Pomar disse concordar com as observações do Sérgio e minhas, e acrescentou:
- Mas não devemos cair nas ilusões do partidão. Ao mesmo tempo em que ampliamos nossa tática, é imprescindível adotar medidas de segurança mais estritas, exatas, restringidas, restritas, definidas, literais e rigorosas. A disputa entre os setores ditatoriais responsáveis pela repressão e pelos assassinatos políticos e os setores que manobram no sentido de uma retirada estratégica tende a tornar mais perigosa a sobrevida do que resta das organizações revolucionárias.

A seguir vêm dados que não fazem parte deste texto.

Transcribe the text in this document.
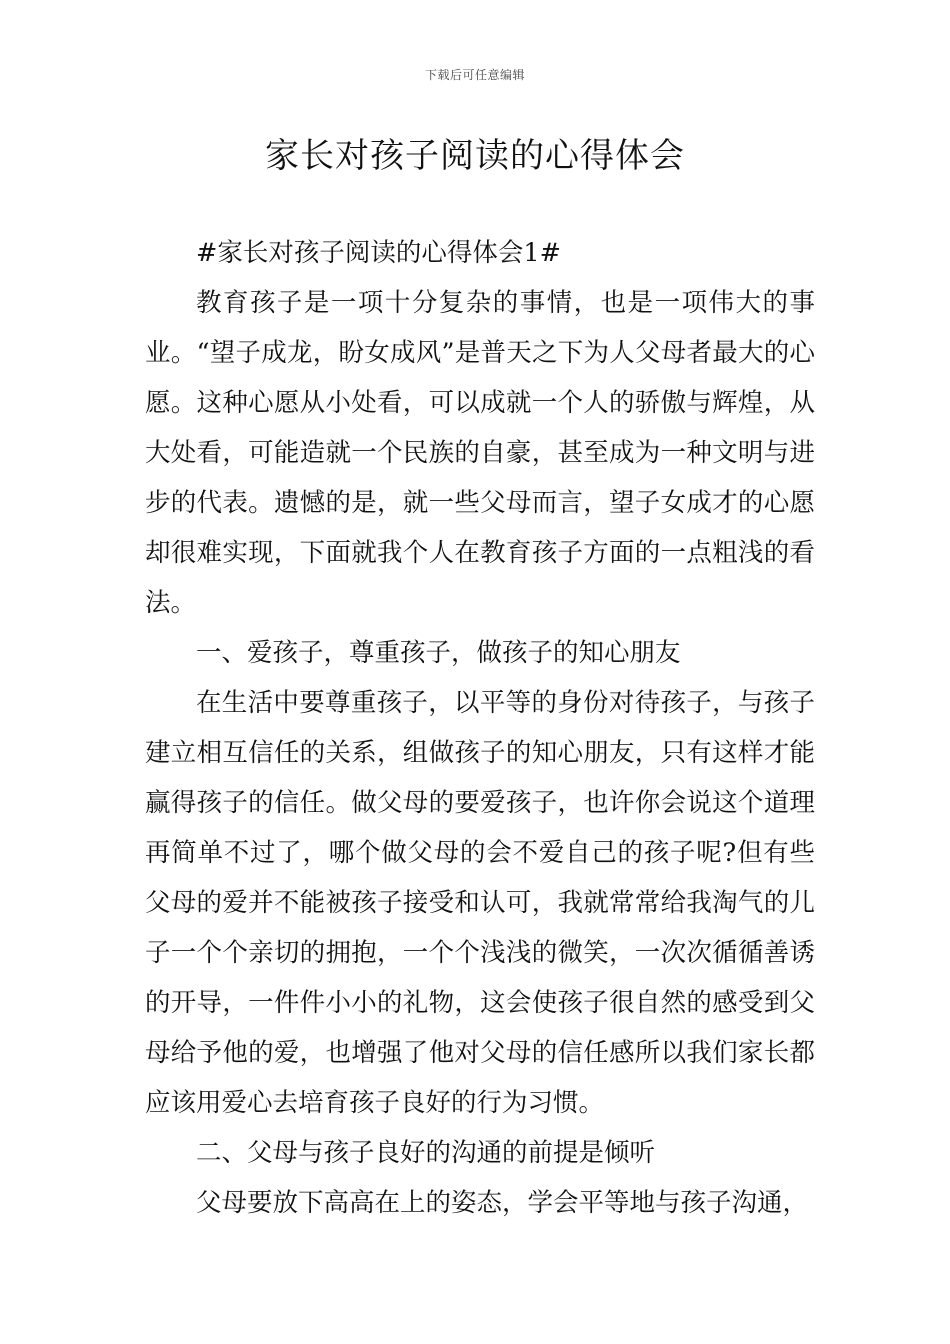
下载后可任意编辑
家长对孩子阅读的心得体会

#家长对孩子阅读的心得体会1#

教育孩子是一项十分复杂的事情，也是一项伟大的事业。“望子成龙，盼女成风”是普天之下为人父母者最大的心愿。这种心愿从小处看，可以成就一个人的骄傲与辉煌，从大处看，可能造就一个民族的自豪，甚至成为一种文明与进步的代表。遗憾的是，就一些父母而言，望子女成才的心愿却很难实现，下面就我个人在教育孩子方面的一点粗浅的看法。

一、爱孩子，尊重孩子，做孩子的知心朋友

在生活中要尊重孩子，以平等的身份对待孩子，与孩子建立相互信任的关系，组做孩子的知心朋友，只有这样才能赢得孩子的信任。做父母的要爱孩子，也许你会说这个道理再简单不过了，哪个做父母的会不爱自己的孩子呢?但有些父母的爱并不能被孩子接受和认可，我就常常给我淘气的儿子一个个亲切的拥抱，一个个浅浅的微笑，一次次循循善诱的开导，一件件小小的礼物，这会使孩子很自然的感受到父母给予他的爱，也增强了他对父母的信任感所以我们家长都应该用爱心去培育孩子良好的行为习惯。

二、父母与孩子良好的沟通的前提是倾听

父母要放下高高在上的姿态，学会平等地与孩子沟通，
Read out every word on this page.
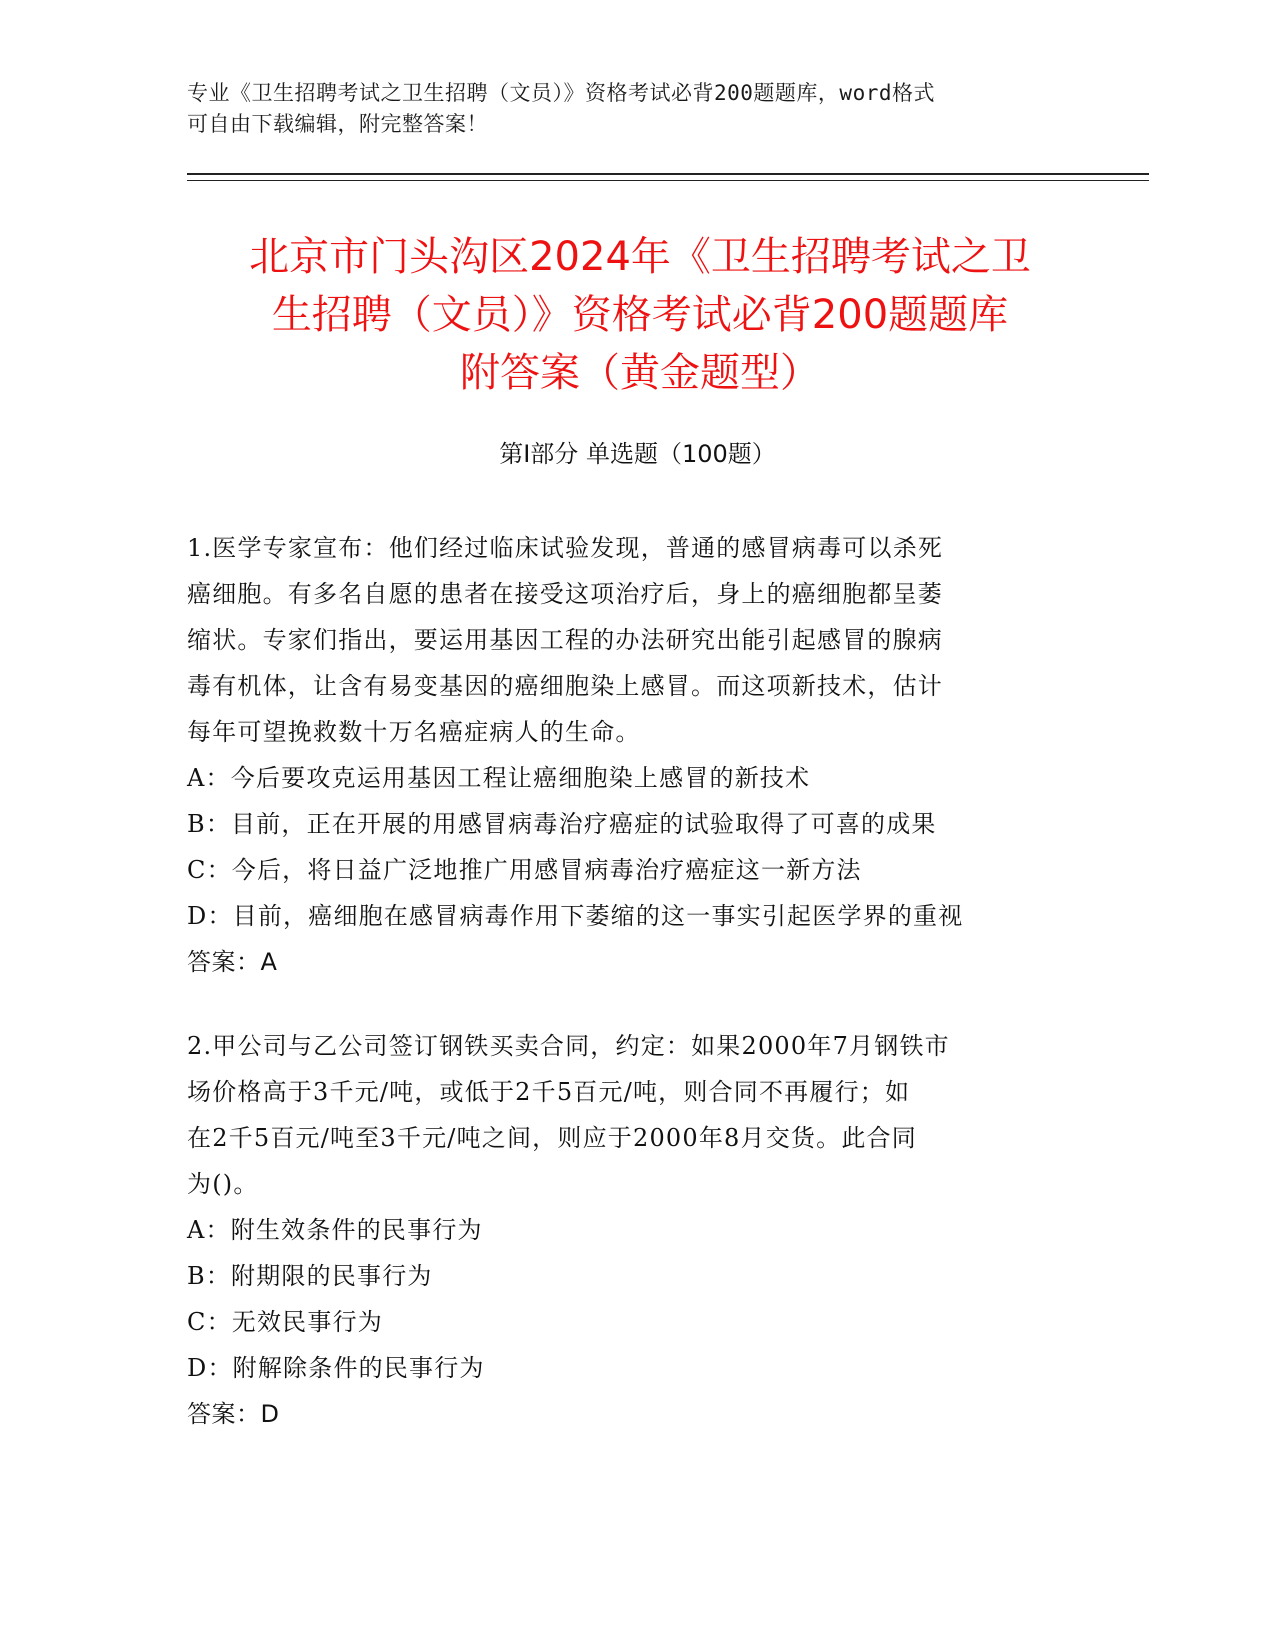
专业《卫生招聘考试之卫生招聘（文员）》资格考试必背200题题库，word格式
可自由下载编辑，附完整答案！
北京市门头沟区2024年《卫生招聘考试之卫
生招聘（文员）》资格考试必背200题题库
附答案（黄金题型）
第Ⅰ部分 单选题（100题）
1.医学专家宣布：他们经过临床试验发现，普通的感冒病毒可以杀死
癌细胞。有多名自愿的患者在接受这项治疗后，身上的癌细胞都呈萎
缩状。专家们指出，要运用基因工程的办法研究出能引起感冒的腺病
毒有机体，让含有易变基因的癌细胞染上感冒。而这项新技术，估计
每年可望挽救数十万名癌症病人的生命。
A：今后要攻克运用基因工程让癌细胞染上感冒的新技术
B：目前，正在开展的用感冒病毒治疗癌症的试验取得了可喜的成果
C：今后，将日益广泛地推广用感冒病毒治疗癌症这一新方法
D：目前，癌细胞在感冒病毒作用下萎缩的这一事实引起医学界的重视
答案：A
2.甲公司与乙公司签订钢铁买卖合同，约定：如果2000年7月钢铁市
场价格高于3千元/吨，或低于2千5百元/吨，则合同不再履行；如
在2千5百元/吨至3千元/吨之间，则应于2000年8月交货。此合同
为()。
A：附生效条件的民事行为
B：附期限的民事行为
C：无效民事行为
D：附解除条件的民事行为
答案：D
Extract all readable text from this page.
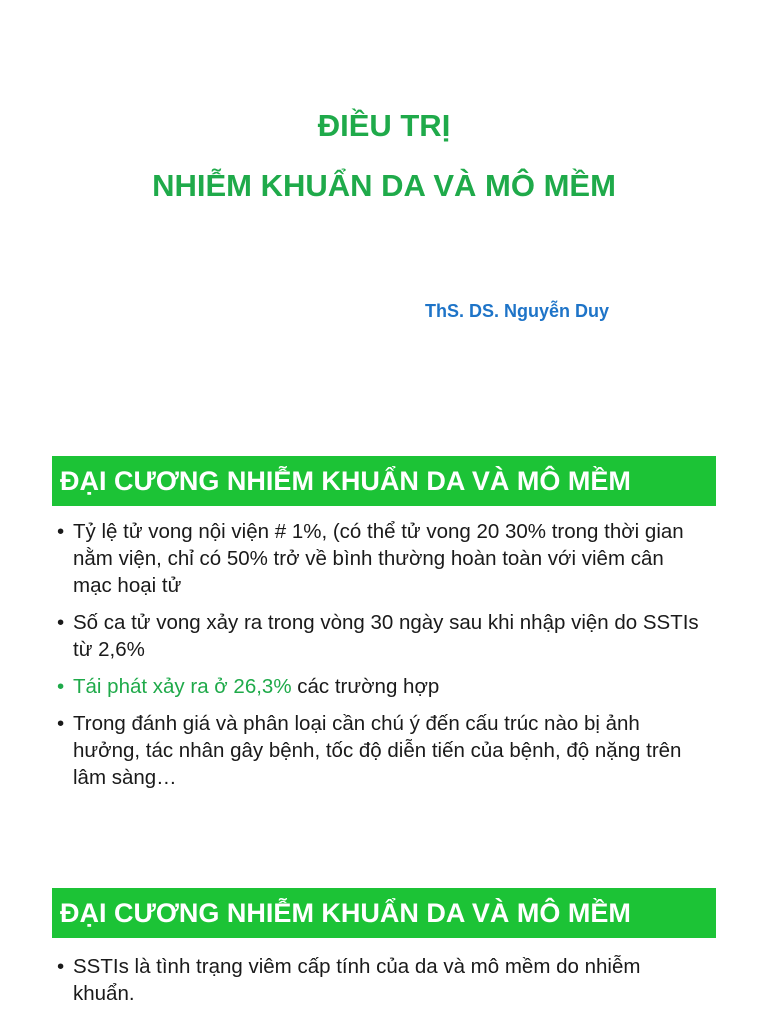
ĐIỀU TRỊ
NHIỄM KHUẨN DA VÀ MÔ MỀM
ThS. DS. Nguyễn Duy
ĐẠI CƯƠNG NHIỄM KHUẨN DA VÀ MÔ MỀM
• Tỷ lệ tử vong nội viện # 1%, (có thể tử vong 20 30% trong thời gian nằm viện, chỉ có 50% trở về bình thường hoàn toàn với viêm cân mạc hoại tử
• Số ca tử vong xảy ra trong vòng 30 ngày sau khi nhập viện do SSTIs từ 2,6%
• Tái phát xảy ra ở 26,3% các trường hợp
• Trong đánh giá và phân loại cần chú ý đến cấu trúc nào bị ảnh hưởng, tác nhân gây bệnh, tốc độ diễn tiến của bệnh, độ nặng trên lâm sàng…
ĐẠI CƯƠNG NHIỄM KHUẨN DA VÀ MÔ MỀM
• SSTIs là tình trạng viêm cấp tính của da và mô mềm do nhiễm khuẩn.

Nenhum desses lados do regime pretende que continue viva a antiga geração de dirigentes com experiência política.
Fez uma pausa, e continuou:
- O aparato repressivo, como um moedor de carne, tritura, assassina e desaparece tanto com os que propugnam e praticam o caminho armado, quanto com os que enveredam pelo caminho pacífico, e deixam de se precaver diante das promessas de distensão política. Ao período sanguinolento de Médici, que destruiu a ANL, a Ala Vermelha, o PCBR, o MR8, o Molipo, a VPR e outras organizações que praticavam ações de guerrilha urbana, seguiram-se, no período de Geisel, os assassinatos indiscriminados de nossos dirigentes e militantes, assim como de dirigentes e militantes do PCB pacifista.